I’m no Scott McCloud, but the OpenAI version definitely does a better job with the retro style. The yellow filter you criticised actually helps to sell the illusion. The Imagen version utterly fails in the retro area, that style is very much modern.
But there are other important flaws in the OpenAI version. The fourth panel has a different cat (the head shape and stripes are wrong) and it bleeds into the previous panel. Technically that could be a stylistic choice, except that the floor/table is inconsistent, making it clear it was a mistake.
Clicking on "Read the documentation" leads to a page that documents nothing about the latest Imagen models and only provides examples using Gemini 2.0 Flash.
Classic Google
I asked basically copilot the same and got a much better result lol
https://i.imgur.com/kSuqCYg.jpeg
Interesting how Imagen doesn't suffer this yellow tint effect.
I assume that's from the retro word in the prompt
Looks so much better than the yellow tinted chatgpt output in my eyes
After manually white balancing to remove the tint, I find GPT-Image-1 (the model used in ChatGPT) to be better.
I am currently building an AI product which relies on Imagen 3 to generate a lot of photorealistic, cinematic or HDR images. I tried Imagen 4 during preview, but results were too "cartoonish". Did anyone else have the same experience?
Yes, it seems very reluctant to generate anything that could be mistaken for a photo.
>Image generation may not always trigger:
>The model may output text only. Try asking for image outputs explicitly (e.g. "generate an image", "provide images as you go along", "update the image").
>The model may stop generating partway through. Try again or try a different prompt.
Seriously?
Does it still charge 2 cents for that? Lol
Anyone know if this can be prompted with image to image?
Wasn't Imagen 4 released months ago?
Yes, but usage was very limited / restricted. Now it's widely available
I hate that they always announce their image models months before they make them available. They should just announce them later. OpenAI does this much better, with a few days delay at most.
They were available, just rate limited.
The comments here are priceless. In less than five years time we have gone from "That's impossible" to "Meh, it doesn't solve P=NP if prompted.".
For those commenting in the latter category, it might be worthwhile to read a bit about the underlying technology and share your insights on why it does not deliver.
You are ignoring all the hyping here.
this is false and the two things are not correlated.

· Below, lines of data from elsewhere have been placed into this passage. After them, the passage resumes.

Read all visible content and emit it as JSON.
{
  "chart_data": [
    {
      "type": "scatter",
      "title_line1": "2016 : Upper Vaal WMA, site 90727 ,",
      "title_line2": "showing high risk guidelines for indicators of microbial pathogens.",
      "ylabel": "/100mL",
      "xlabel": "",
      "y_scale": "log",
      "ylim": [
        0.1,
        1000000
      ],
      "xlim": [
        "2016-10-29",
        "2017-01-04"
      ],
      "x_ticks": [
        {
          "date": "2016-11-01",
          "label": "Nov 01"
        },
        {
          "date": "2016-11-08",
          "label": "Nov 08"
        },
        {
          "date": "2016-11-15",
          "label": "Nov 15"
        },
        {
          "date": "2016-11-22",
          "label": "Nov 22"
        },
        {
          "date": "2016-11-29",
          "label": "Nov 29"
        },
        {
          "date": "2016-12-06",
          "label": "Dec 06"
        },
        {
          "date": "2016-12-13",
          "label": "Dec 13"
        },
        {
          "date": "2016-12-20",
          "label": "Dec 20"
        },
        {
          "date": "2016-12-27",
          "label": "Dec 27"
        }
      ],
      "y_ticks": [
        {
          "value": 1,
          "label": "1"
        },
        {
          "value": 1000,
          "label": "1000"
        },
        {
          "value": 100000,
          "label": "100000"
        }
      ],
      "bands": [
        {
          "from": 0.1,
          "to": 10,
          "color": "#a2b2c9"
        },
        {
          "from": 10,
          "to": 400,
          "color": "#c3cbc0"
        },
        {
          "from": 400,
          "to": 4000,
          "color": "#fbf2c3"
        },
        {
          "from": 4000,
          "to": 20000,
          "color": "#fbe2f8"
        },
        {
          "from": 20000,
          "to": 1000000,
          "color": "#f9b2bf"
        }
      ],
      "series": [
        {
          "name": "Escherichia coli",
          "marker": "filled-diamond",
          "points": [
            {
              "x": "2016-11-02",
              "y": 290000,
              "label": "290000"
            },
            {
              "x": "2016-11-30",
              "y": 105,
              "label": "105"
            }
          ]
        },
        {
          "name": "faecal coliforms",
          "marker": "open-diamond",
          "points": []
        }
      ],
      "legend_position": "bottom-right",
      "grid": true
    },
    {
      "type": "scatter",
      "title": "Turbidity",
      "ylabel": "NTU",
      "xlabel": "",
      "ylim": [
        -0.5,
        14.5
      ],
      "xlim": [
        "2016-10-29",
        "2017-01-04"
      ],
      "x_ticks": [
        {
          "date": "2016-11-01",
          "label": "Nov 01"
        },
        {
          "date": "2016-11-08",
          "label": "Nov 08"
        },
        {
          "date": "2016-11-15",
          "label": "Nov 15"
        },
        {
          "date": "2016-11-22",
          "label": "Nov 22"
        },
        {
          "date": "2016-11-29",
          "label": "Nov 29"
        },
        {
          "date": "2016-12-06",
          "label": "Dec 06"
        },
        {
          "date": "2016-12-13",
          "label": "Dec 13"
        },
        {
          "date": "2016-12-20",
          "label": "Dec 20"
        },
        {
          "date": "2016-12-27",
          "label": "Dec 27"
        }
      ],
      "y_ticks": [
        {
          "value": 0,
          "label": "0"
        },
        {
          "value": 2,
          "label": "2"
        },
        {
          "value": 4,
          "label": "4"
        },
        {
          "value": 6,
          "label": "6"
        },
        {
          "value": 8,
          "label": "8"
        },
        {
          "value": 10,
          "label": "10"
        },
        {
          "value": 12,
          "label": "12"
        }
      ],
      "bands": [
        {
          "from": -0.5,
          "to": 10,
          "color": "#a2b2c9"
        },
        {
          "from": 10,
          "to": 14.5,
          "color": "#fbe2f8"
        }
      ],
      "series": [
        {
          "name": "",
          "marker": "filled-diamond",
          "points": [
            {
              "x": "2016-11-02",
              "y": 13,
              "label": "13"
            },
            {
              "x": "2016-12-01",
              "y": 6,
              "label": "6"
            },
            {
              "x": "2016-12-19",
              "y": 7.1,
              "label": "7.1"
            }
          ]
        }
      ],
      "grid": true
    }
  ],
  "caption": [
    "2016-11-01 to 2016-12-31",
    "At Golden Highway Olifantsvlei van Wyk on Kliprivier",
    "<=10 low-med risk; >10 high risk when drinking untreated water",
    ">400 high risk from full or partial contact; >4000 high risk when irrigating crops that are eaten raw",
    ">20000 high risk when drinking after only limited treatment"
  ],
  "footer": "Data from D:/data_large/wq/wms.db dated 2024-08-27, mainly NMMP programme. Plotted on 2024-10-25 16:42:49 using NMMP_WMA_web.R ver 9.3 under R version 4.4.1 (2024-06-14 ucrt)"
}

if you followed news during the GAN cycle you could extrapolate that deep NN could do this type of things. it is really cool that this things happened so fast, but we are talking about companies that have the money to deploy thousands of cars around the globe to collect data, so they absolutely know how to gather data
The webcomics is awful. It feels off, the characters look very fake, unsettling in the way they communicate. The prompt is shown bellow the image, but for me the result looks closer to a prompt "Create lifeless characters reciting marketing slop. They must fake an over exaggerated excitement but it should be clear they don't believe in what they're saying and have no souls".
Also, the prompt specifically ask "Panel 4 should show the cat and dog high-fiving" but the cat is high-fiving ... the cat. Personally I find this hallucinated plot twist good, it makes the ending a bit better. Although technically this is demonstrating a failure of the tool to follow the instructions from the prompt. Interesting choice of example for an official announcement.
It's weird because I just asked the basic copilot app the same and got a much better result.
https://i.imgur.com/kSuqCYg.jpeg
It's definitely just a matter of personal preference. To me, your image looks much worse and has the very distinctive look of the GPT-image-1 model.
As others have said, with so many errors, it's just more AI slop.
Does the world need yet another AI slop generator?